おうちでしごとするということ

脱サラ後の第2の人生で思うことの綴り

奈良に在る古いため池について

f:id:geotech:20130506164706j:plain




 奈良市内の西部には蛙又池(かえるまたいけ)と言う風光明媚なため池がある。近鉄菖蒲池駅の南側、歩いて数分の場所に位置する。この池は、とてつもなく歴史的に価値のあるため池である。築造は推古天皇の時代(607 年)とも伝えられ、日本書紀にも登場する。

 「我が国最古のため池」の称号は、現在、大阪の「狭山池」(616 年)にある。狭山池の年代は、発掘された遺跡を年輪年代測定で鑑定しているため精度が高い。一方、蛙又池の年代は書物等による伝承のみであるため、少々、分が悪い。しかしながら、蛙又池の方が最古である可能性は十分に高い。

 ため池とは、用水確保のために水を貯えた人工の池である。では、ダムとの違いは何か。農林関係では、堤高が15m 未満をため池、15m 以上をダムと呼んで区別している。蛙又池の堤高はほぼ15m未満、狭山池の堤高は15m以上なので、それぞれ「我が国最古のため池」と「我が国最古のダム」として共存するのが良いと思う。

 ところで、平成23 年12 月、奈良県橿原市で、所在地が不明だった「磐余池(いわれいけ)」と見られる6 世紀の人工池の堤跡が見つかった。
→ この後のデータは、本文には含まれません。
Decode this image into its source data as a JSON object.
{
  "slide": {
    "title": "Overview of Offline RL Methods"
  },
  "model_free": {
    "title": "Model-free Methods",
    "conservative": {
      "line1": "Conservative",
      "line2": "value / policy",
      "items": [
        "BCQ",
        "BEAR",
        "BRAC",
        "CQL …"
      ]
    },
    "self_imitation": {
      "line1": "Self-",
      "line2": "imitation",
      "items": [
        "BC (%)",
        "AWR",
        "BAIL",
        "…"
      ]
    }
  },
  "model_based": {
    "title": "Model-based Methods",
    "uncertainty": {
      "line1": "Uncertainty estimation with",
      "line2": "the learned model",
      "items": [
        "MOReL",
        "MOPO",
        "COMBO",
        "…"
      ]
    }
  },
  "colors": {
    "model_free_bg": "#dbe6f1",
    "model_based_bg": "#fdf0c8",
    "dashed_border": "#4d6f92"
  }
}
日本書紀万葉集に収められた大津皇子の辞世の歌にも登場する磐余池である。日本書紀には、磐余池のほとりに聖徳太子の父、用明天皇(在位585~587年)が池辺双槻宮を営んだとの記述があることから、磐余池は上記の蛙又池や狭山池よりも古いため池である可能性が高い。「日本で一番古いため池」議論が熱くなれば良いと思う次第である。